Tortoise’s Jeff Parker expresses he is a fan of this "stunning, eclectic, adventurous and detailed" record. Vocalist Jessika Kenney, who has collaborated with Sarah Davachi and Sunn O))), experienced Williams play while being a student in Seattle in the 1990s, and was attracted to the power of her music, but had scant knowledge of her surreal-sounding prepared piano until this release. Soon after seeing Williams live, she traveled to Indonesia, seeking "the dreamlike quality of improvised singing of the Javanese gamelan," she recalls. "Today, that appears completely natural as a connection with her. I only wish it was understood by me then."

Historical Influences

Her altered piano techniques have artistic antecedents: consider John Cage’s prepared pianos, or the radical techniques of U.S. maverick Henry Cowell. The notable aspect is how successfully she fuses these novel textures with her own bluesy vocabulary at the keyboard. The language hardly ever strays from that which she developed in a catalog extending to more than 80 albums, meaning the new psychedelically coloured sounds are powered by the effervescent force of an artist in total mastery. That's thrilling stuff.

A Constant Innovator

Williams had always explored the piano. "I hit the notes, and I saw colours," she reportedly said. She was given her first upright piano in 1954. Through her online journal, she shared the anecdote of her first "taking apart" – "a practice I continued for all pianos," she commented: Williams removed a panel from below the piano’s keyboard, and placed it on the floor next to her stool. "Seeking rhythm, my left foot turned into the hi-hat pedal," she stated.

Early on, Williams learned classical piano at the Peabody Conservatory. Early encounters with the classical repertoire led her to Rachmaninov; she presented his famous Prelude in C minor to her piano teacher, who chastised her for embellishing a section. However, he detected her potential: a week later, he brought her Dave Brubeck to play. She learned his Take Five within a week.

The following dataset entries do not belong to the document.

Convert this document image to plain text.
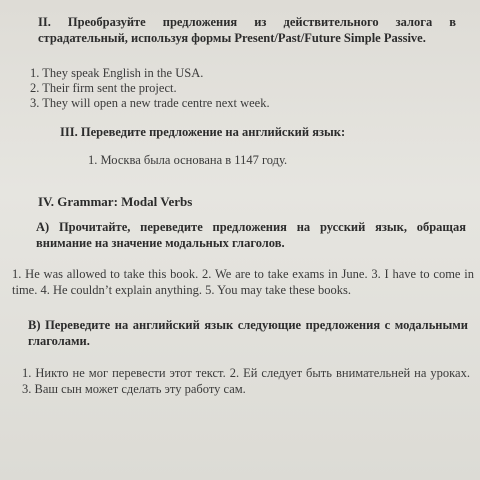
II. Преобразуйте предложения из действительного залога в страдательный, используя формы Present/Past/Future Simple Passive.
1. They speak English in the USA.
2. Their firm sent the project.
3. They will open a new trade centre next week.
III. Переведите предложение на английский язык:
1. Москва была основана в 1147 году.
IV. Grammar: Modal Verbs
A) Прочитайте, переведите предложения на русский язык, обращая внимание на значение модальных глаголов.
1. He was allowed to take this book. 2. We are to take exams in June. 3. I have to come in time. 4. He couldn’t explain anything. 5. You may take these books.
B) Переведите на английский язык следующие предложения с модальными глаголами.
1. Никто не мог перевести этот текст. 2. Ей следует быть внимательней на уроках. 3. Ваш сын может сделать эту работу сам.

Frustration with the Scene

In time, Brubeck refer to Williams "a top-tier pianists I have ever heard," and McCoy Tyner was just as awed. Williams’ 2004 Grammy-nominated album Live at Yoshi’s, Vol 1, displays her deep immersion in jazz history, plus her trademark playful pianistic wit. Yet, despite her extensive studies to learn about the genre – first, to the hipper sounds of Coltrane, Miles and Dolphy, before tracing a path back to Monk and Garner to Fats Waller and James P Johnson – she rapidly felt disenchanted with the jazz world.

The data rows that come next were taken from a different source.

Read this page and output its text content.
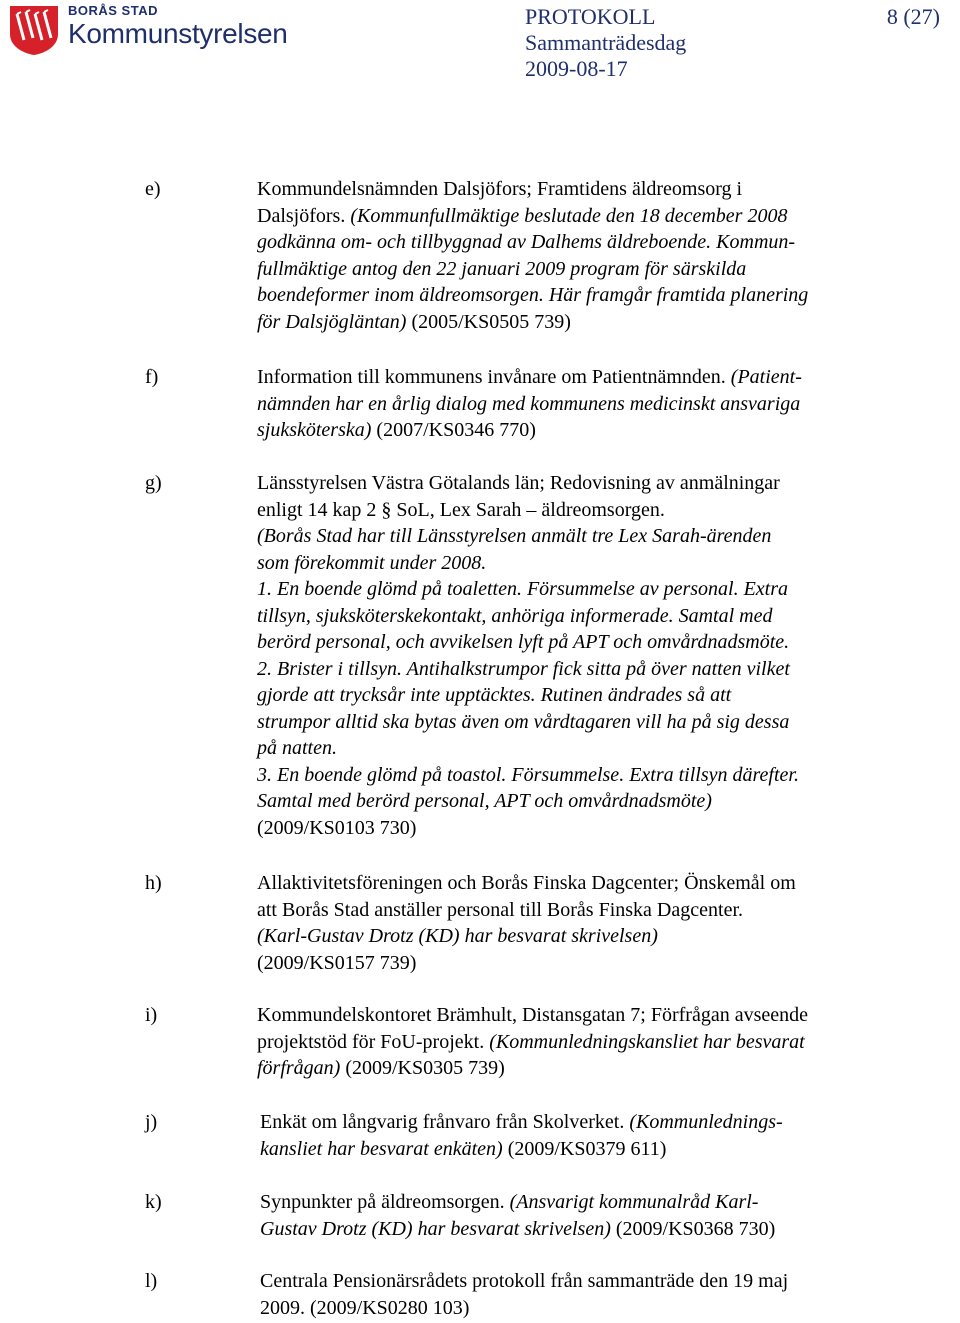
BORÅS STAD
Kommunstyrelsen
PROTOKOLL
Sammanträdesdag
2009-08-17
8 (27)
e)	Kommundelsnämnden Dalsjöfors; Framtidens äldreomsorg i
Dalsjöfors. (Kommunfullmäktige beslutade den 18 december 2008
godkänna om- och tillbyggnad av Dalhems äldreboende. Kommun-
fullmäktige antog den 22 januari 2009 program för särskilda
boendeformer inom äldreomsorgen. Här framgår framtida planering
för Dalsjögläntan) (2005/KS0505 739)
f)	Information till kommunens invånare om Patientnämnden. (Patient-
nämnden har en årlig dialog med kommunens medicinskt ansvariga
sjuksköterska) (2007/KS0346 770)
g)	Länsstyrelsen Västra Götalands län; Redovisning av anmälningar
enligt 14 kap 2 § SoL, Lex Sarah – äldreomsorgen.
(Borås Stad har till Länsstyrelsen anmält tre Lex Sarah-ärenden
som förekommit under 2008.
1. En boende glömd på toaletten. Försummelse av personal. Extra
tillsyn, sjuksköterskekontakt, anhöriga informerade. Samtal med
berörd personal, och avvikelsen lyft på APT och omvårdnadsmöte.
2. Brister i tillsyn. Antihalkstrumpor fick sitta på över natten vilket
gjorde att trycksår inte upptäcktes. Rutinen ändrades så att
strumpor alltid ska bytas även om vårdtagaren vill ha på sig dessa
på natten.
3. En boende glömd på toastol. Försummelse. Extra tillsyn därefter.
Samtal med berörd personal, APT och omvårdnadsmöte)
(2009/KS0103 730)
h)	Allaktivitetsföreningen och Borås Finska Dagcenter; Önskemål om
att Borås Stad anställer personal till Borås Finska Dagcenter.
(Karl-Gustav Drotz (KD) har besvarat skrivelsen)
(2009/KS0157 739)
i)	Kommundelskontoret Brämhult, Distansgatan 7; Förfrågan avseende
projektstöd för FoU-projekt. (Kommunledningskansliet har besvarat
förfrågan) (2009/KS0305 739)
j)	Enkät om långvarig frånvaro från Skolverket. (Kommunlednings-
kansliet har besvarat enkäten) (2009/KS0379 611)
k)	Synpunkter på äldreomsorgen. (Ansvarigt kommunalråd Karl-
Gustav Drotz (KD) har besvarat skrivelsen) (2009/KS0368 730)
l)	Centrala Pensionärsrådets protokoll från sammanträde den 19 maj
2009. (2009/KS0280 103)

After moving from Philadelphia to San Francisco, Williams encountered the great Mary Lou Williams. Encouraged by the elder pianist's advice ("Don’t ever let anyone stop you"), she turned into a strident, public critic of her scene: of the meagre pay, the jazz "old boys' network," the "jazz hang" – namely smoking and drinking as the key way of landing performances – and of a commercial business riding on the coattails of artists in need.

"I remain constantly disappointed at the nature of the ‘jazz world’ and its failure to coordinate, express, and advocate for a set, any set, of core values," she penned in the liner notes to her 2008 release Deep Monk. In the same vein, the writing on her blog was eclectic, honest, decidedly ideological and feminist, though she rarely discussed her experiences as a transgender woman. A commentator observed: "To add to the sexism … that chased her from her chosen artistic field for a period, imagine what kind of inhumane bullshit she must have suffered as a trans woman in the jazz scene of the early 80s."

The Path to Self-Sufficiency

The artist's trajectory arced towards self-sufficiency. Following a period in the bustling Bay Area scene, she lived in smaller cities such as Sacramento and Santa Cruz, moving to Portland in 1991, and later going to a more remote location, to Yakima, Washington State, in the 2010s. Williams recognized early the huge potential of the internet

Lisa Cook
Lisa Cook

A seasoned gaming analyst with over a decade of experience in casino entertainment and slot machine mechanics.